Maurice Sendak (image via waltdisney.org)

 

The most famous example of his “unorthodox” children was Max, the protagonist in the book that made Sendak a household name, Where the Wild Things Are (which became a hit movie in 2009). After misbehaving, Max is sent to his room as punishment without dinner. But he is not repentant and defiantly remains in the room. It is only after he is transported by boat to an imaginary jungle land populated by monsters where he confronts the things that fear him that he returns to the real world of his bedroom where he finds supper waiting for him, piping hot.

The best fans are honest ones
Despite his curmudgeonly image, Sendak, who admitted he was glad he had never had children, loved hearing from children and celebrated their honesty even when it wasn’t particularly flattering of him. In an interview with Joe Fassler of The Atlantic Magazine in 2011, he said:

“Well, when a kid writes to me—as a kid did write to me—and says: ‘I hate your book. I hope you die soon. Cordially.’ Well, the combination of ‘I hope you die soon’ and cordially’ is wonderful. It shows how bewildering the whole thing was to her—and to me.

She was allowing herself to hate. ‘I hate your book.’ But she’d learned in school that you’re supposed to end your letter with the words ‘cordially’ or ‘best wishes’. And so they combine both without thinking there’s something goofy in such a thing. But that’s their charm, and that’s what we lose by growing up—lose, lose, lose. And if we’re lucky, it happens again when we’re old. And I’d like to believe that it is happening to me. Things that were so wonderful to me come back now. And I’m so grateful—because I wouldn’t know how to start otherwise. But it’s happening.”

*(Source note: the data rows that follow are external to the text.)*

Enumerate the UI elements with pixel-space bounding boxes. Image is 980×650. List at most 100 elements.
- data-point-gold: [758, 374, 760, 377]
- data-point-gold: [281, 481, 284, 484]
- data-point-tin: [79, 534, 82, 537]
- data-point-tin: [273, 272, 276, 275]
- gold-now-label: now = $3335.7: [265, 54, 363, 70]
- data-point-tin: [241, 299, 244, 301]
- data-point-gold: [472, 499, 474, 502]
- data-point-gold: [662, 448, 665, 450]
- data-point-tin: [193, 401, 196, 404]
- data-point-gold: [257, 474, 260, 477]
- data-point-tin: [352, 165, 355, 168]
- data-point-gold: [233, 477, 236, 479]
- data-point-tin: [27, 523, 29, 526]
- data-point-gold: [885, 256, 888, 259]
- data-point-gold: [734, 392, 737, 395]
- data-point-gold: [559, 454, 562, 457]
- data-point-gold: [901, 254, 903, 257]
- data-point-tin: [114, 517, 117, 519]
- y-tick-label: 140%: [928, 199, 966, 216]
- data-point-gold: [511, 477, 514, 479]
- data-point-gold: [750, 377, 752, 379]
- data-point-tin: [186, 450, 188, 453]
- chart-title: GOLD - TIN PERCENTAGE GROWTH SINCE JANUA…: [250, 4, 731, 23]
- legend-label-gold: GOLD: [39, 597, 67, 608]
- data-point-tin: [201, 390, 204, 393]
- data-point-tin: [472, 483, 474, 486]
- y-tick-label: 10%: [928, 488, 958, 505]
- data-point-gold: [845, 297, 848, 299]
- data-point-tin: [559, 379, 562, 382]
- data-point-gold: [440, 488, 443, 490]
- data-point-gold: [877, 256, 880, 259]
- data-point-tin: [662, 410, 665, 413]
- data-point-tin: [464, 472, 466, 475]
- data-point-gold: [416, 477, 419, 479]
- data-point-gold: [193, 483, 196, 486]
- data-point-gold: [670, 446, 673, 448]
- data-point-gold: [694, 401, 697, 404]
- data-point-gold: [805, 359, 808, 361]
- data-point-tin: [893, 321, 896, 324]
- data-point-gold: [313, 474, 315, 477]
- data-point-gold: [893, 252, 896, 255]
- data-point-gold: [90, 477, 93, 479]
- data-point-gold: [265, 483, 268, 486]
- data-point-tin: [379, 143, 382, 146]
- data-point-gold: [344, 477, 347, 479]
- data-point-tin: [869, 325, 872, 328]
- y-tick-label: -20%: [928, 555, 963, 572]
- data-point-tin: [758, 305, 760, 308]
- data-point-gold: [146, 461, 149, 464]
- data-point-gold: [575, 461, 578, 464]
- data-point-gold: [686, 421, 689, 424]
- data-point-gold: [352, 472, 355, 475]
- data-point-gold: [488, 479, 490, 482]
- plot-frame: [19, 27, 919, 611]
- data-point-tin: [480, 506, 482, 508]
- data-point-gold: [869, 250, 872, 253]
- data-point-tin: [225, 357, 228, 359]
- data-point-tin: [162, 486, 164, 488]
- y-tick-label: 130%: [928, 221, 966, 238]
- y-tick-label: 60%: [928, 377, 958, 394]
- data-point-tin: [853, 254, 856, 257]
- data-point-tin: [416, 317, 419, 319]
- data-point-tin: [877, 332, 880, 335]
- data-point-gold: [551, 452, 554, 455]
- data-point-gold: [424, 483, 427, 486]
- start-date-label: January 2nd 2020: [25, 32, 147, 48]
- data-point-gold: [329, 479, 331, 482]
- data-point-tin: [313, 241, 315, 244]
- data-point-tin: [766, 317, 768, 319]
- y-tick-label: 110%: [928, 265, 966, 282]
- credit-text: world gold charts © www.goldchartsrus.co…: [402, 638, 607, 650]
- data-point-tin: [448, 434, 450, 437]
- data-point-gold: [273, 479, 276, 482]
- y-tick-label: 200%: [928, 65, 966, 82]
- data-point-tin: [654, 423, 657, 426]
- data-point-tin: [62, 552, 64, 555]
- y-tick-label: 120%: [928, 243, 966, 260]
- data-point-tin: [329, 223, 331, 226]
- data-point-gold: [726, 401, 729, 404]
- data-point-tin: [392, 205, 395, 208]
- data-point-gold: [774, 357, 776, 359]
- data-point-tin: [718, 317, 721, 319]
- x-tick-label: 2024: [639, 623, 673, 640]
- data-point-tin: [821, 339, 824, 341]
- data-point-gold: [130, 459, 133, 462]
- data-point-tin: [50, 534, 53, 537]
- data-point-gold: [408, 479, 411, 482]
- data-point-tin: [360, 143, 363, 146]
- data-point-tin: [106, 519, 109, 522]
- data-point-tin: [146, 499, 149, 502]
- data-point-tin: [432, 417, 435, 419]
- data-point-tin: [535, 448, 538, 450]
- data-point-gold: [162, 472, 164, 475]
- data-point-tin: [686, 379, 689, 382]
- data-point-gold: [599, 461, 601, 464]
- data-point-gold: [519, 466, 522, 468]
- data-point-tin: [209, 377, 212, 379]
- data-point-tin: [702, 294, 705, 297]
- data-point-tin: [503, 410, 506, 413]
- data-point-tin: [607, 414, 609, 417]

But it wasn’t just his own books that Sendak was known for. He was also a much in demand illustrator who worked on projects as diverse as Else Holmelund Minarik’s book series, Little Bear (which he later helped turn into a TV series), and George MacDonald’s The Light Princess. He also loved creating costumes for ballets and stage operas, designed sets for the New York City Opera and even wrote a libretto for Oliver Knussen’s opera adaptation of Where the Wild Things Are, which had its premiere as Max et les Maximontres in Brussels in 1980. [source: Associated Press]

 

(cover art via Pen and Oink)

 

 

Sendak, born in 1928 to Polish immigrants in Brooklyn, kept creatively busy to the end, releasing his most recent book, Bumble-Ardy about naughty pigs having a party, in 2011. He freely admitted that work had been his sole reason to keep going in recent years and that though he was appreciative of the life he had led, that he missed those who had died before him (including his partner of 50 years, Eugene Glynn):

“I want to be alone and work until the day my head hits the drawing table and I’m dead. Kaput,” he said in autumn of 2011. “Everything is over. Everything that I called living is over. I’m very, very much alone. I don’t believe in heaven or hell or any of those things. I feel very much like I want to be with my brother and sister again. They’re nowhere. I know they’re nowhere and they don’t exist, but if nowhere means that’s where they are, that’s where I want to be.”

Wherever it is that Maurice Sendak is we hope that those he is with are as entranced by his trademark wit, honesty and love of words as we were during the time we were privileged to have him among us.